Use your savings to start paying your debts. This can save hundreds of pounds a year in interest charges. Try to keep an emergency fund to avoid having to borrow in future.
Switch credit card debts to a 0% balance transfer credit card so you won’t have to pay interest on the balance for a fixed period. Consider any transfer fee and remember the interest rate will increase after a fixed time.
Make a repayment offer to your creditors. If you’re expecting a lump sum or increased income soon, you can ask your creditors to suspend payments on your account for a set period. This is called a ‘moratorium’.
If they refuse or you have low income, offer to make small monthly payments for a set period. This shows you’re making an effort to pay your debts. If your situation doesn’t improve, ask if your creditor will consider writing off the debt altogether. The Citizens Advice Scotland website has sample letters for creditors.

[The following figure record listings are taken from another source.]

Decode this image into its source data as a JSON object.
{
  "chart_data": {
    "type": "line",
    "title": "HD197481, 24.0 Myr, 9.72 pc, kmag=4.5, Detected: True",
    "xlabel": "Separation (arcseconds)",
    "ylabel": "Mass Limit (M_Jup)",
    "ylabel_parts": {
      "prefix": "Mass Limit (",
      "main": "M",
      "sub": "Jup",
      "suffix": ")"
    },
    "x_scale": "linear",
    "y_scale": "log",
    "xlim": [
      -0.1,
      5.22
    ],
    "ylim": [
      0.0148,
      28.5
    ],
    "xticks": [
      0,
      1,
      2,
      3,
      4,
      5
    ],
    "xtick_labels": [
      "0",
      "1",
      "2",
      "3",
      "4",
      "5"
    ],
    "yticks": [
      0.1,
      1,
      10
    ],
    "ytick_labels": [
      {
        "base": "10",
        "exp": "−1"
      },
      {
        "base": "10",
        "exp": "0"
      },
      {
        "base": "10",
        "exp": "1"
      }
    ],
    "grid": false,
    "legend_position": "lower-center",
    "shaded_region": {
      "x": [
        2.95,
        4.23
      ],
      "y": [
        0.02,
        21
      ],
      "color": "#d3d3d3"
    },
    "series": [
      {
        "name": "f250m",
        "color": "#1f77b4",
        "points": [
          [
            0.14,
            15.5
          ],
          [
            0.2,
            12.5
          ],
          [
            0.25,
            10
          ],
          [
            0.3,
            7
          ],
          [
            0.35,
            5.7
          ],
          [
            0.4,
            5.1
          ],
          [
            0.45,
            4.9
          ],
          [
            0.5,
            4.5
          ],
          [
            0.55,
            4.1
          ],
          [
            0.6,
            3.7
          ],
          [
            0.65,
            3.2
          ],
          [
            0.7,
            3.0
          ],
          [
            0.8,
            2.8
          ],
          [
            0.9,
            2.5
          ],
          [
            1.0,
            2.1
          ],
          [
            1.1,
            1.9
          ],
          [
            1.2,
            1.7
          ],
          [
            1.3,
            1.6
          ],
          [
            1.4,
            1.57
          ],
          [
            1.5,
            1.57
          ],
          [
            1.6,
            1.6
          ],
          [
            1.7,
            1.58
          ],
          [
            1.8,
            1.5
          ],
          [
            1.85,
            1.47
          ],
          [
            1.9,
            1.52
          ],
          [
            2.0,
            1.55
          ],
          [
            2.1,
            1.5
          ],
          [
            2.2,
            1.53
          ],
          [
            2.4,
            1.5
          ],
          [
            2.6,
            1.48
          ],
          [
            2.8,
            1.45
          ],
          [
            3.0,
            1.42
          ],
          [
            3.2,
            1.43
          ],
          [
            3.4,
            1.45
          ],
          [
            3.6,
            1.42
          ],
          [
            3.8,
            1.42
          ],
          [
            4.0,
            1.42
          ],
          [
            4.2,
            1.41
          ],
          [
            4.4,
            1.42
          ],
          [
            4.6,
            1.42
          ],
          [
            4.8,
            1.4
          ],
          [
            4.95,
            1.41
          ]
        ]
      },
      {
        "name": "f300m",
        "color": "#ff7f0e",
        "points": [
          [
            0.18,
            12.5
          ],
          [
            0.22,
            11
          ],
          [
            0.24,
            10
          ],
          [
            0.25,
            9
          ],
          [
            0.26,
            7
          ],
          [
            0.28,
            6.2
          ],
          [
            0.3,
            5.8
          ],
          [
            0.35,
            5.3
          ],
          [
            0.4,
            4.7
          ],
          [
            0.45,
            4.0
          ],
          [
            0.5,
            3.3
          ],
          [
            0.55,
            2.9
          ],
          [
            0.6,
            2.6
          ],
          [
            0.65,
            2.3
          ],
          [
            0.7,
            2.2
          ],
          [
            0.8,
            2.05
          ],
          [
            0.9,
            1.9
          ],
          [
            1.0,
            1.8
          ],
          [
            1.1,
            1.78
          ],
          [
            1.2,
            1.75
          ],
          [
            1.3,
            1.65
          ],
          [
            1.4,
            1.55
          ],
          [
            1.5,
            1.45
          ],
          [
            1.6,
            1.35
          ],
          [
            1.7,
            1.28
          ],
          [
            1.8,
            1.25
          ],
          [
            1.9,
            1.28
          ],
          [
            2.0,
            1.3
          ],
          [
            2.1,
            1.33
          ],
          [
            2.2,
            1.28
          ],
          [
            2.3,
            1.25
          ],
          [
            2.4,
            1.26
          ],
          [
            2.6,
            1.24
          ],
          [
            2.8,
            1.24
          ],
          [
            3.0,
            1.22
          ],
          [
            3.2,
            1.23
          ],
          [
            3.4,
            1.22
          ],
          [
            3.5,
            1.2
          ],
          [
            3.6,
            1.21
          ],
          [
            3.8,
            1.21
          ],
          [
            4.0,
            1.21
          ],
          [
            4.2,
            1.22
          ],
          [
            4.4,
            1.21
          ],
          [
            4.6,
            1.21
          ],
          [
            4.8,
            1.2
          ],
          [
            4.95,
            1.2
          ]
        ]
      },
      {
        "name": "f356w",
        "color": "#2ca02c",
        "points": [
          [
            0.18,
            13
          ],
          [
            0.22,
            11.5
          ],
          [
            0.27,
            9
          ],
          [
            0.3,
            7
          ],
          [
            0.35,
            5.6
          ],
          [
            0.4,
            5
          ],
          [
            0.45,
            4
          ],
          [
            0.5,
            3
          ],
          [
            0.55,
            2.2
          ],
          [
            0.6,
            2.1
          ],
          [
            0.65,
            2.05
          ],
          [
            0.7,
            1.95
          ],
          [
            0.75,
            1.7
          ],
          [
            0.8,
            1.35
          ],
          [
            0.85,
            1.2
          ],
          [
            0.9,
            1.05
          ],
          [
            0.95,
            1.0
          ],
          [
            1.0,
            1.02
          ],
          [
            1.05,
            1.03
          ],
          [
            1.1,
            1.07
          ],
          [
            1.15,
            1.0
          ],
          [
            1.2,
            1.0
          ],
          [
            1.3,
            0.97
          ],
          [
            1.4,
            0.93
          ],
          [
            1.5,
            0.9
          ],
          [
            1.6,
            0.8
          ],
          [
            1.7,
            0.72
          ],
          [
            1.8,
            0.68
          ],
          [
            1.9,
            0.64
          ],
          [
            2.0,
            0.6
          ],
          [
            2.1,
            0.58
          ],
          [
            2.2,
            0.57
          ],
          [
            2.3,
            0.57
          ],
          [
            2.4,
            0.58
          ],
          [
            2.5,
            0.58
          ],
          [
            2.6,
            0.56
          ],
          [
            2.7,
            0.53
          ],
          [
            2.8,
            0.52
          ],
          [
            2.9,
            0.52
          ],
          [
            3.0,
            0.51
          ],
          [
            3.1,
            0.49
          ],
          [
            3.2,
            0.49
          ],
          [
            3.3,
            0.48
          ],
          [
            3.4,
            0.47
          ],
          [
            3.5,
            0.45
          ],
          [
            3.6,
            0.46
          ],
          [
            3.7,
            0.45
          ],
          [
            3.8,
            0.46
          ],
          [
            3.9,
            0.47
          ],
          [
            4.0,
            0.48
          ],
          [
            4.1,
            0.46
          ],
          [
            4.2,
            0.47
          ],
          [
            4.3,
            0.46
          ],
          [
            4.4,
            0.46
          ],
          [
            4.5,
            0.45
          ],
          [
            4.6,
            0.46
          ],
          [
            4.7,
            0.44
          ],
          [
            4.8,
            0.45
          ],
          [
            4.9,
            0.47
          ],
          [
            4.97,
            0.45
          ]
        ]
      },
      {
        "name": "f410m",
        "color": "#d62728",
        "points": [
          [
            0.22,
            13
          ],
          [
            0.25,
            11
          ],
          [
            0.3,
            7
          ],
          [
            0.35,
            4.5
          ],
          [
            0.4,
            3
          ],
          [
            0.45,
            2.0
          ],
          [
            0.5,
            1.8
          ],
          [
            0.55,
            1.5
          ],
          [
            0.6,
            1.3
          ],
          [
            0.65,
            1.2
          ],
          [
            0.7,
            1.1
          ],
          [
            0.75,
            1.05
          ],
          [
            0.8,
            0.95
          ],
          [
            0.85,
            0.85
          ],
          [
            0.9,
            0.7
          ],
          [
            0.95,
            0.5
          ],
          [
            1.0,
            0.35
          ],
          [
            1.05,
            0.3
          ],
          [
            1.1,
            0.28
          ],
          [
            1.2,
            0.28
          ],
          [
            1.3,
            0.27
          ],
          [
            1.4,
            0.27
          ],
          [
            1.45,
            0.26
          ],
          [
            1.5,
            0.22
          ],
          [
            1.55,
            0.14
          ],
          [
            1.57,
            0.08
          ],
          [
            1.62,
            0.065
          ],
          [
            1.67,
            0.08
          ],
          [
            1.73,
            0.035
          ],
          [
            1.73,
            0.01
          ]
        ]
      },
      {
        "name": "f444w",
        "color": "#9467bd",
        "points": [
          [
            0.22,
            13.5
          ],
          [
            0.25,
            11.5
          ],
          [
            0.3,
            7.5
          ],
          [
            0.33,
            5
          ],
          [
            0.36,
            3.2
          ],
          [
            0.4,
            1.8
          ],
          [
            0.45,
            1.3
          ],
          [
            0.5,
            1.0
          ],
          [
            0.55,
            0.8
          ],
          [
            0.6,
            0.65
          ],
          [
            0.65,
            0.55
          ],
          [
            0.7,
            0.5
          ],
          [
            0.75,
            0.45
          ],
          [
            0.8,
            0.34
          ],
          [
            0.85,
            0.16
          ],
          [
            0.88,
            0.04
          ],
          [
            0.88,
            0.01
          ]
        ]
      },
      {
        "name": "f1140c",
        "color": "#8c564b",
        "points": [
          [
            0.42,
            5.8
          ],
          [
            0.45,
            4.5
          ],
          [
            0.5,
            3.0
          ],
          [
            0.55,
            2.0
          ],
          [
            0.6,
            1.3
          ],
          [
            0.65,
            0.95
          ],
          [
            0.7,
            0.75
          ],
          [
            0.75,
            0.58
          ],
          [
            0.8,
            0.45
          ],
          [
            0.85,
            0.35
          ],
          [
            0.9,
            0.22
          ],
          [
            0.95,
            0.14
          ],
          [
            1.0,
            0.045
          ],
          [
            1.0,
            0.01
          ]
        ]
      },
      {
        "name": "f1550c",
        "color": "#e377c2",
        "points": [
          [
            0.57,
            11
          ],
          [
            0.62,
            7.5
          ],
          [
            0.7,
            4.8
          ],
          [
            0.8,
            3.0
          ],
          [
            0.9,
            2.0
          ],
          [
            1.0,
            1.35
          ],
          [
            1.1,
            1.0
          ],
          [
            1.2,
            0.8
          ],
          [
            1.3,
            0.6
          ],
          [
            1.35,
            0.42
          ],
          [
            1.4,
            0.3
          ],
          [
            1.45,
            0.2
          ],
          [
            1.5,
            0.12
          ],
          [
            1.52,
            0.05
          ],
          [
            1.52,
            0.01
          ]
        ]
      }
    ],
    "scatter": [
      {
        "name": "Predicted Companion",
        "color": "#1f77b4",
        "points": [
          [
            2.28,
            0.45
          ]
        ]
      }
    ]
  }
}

If you signed a financial commitment you didn’t understand, you may be able to get your debts written off. This is rare, but if you didn’t have the mental capacity to understand the contract you signed, you may be able to get it cancelled. This might be because you have a mental illness, dementia or learning disability. Get help from an advice agency or Mind.
Equity release is a way older homeowners can release a capital sum from their home without having to move. Give equity release careful thought and always seek independent financial advice before making a decision as your home could be at risk.